I am sure that he is driving towards me now, but every few minutes I get a distressed call on the radio, “Boss, its Shingy, They were trying to make violence against me.” He doesn’t engage in an interactive conversation, so I cant establish where he is, or where he is going. It doesn’t help my concentration at all. I tell him to go to the police station, but with no rational reply I have no idea what is going on.

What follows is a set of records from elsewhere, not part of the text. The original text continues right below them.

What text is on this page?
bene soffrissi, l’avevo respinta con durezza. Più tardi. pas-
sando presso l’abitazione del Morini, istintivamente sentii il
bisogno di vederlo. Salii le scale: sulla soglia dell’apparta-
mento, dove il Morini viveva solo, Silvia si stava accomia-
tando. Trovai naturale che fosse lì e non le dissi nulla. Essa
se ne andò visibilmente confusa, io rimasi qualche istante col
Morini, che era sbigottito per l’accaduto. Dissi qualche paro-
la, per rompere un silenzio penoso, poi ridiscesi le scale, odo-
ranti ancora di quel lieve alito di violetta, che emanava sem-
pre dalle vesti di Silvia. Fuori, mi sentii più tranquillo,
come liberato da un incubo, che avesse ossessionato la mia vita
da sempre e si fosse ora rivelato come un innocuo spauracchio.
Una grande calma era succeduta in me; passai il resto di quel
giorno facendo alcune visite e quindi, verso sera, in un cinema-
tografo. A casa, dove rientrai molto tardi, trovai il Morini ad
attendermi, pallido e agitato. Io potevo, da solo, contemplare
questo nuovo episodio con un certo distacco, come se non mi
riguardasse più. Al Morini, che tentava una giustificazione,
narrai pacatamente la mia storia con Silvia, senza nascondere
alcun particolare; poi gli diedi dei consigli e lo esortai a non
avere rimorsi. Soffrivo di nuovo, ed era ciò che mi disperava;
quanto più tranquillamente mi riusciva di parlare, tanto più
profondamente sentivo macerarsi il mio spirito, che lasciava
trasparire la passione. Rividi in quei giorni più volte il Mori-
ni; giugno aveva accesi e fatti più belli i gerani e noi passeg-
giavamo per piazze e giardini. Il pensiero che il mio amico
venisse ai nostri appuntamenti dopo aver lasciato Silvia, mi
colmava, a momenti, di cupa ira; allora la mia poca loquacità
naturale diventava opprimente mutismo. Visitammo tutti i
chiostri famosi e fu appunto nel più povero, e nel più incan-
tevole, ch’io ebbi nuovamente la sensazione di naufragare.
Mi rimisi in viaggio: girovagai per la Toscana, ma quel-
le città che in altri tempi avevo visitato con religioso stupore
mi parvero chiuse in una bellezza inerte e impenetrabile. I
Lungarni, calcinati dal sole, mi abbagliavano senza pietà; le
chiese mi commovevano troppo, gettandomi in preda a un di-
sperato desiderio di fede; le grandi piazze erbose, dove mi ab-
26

Eventually the radio calls stop, but now I am low again. The dry acacia tress are rushing past below me, the small ploughed fields and their attendant mud huts flick past at an alarming rate. The small bubbles that I encounter are torn apart by the hot dry and gusty wind. I scramble about, hooking turns, pumping out the tucks and all the time keeping an eye on the landing options down wind. Anything beneath me or upwind is not an option. Eventually, at about 50m agl, I start my approach into a rough looking field. Lining up over my shoulder, I increase the brakes to take me further back into the centre, away from the turbulent air behind a row of trees. Low down the wind gradient eases my backward rush, and I grab the c-risers and drop myself down in a cloud of dust. One hour and fifty kilometres from launch. After gathering the glider I take it into the shelter of some trees to pack it away.

The heat here is stifling. Everything is coated in the dry brown dust, and within minutes my throat feels dryer than the Sahara. Within seconds of landing I am sweating profusely. After waiting more than 2 hours in the ferocious heat for the retrieve, I start walking just to have something to do.

Half an hour down the road I hear a vehicle approaching. Even though it is still out of sight I can hear that it is one of the typical African rattletraps that regularly endanger the motoring public. Sure enough, around the bend comes a battered wreck. The driver’s door is hanging half open, the windscreen is smashed, and steam pours out from under the bonnet. There is not an undamaged panel anywhere. With a sudden, sinking sense of horror it dawns on me that this is my pickup. The day’s horror is just beginning.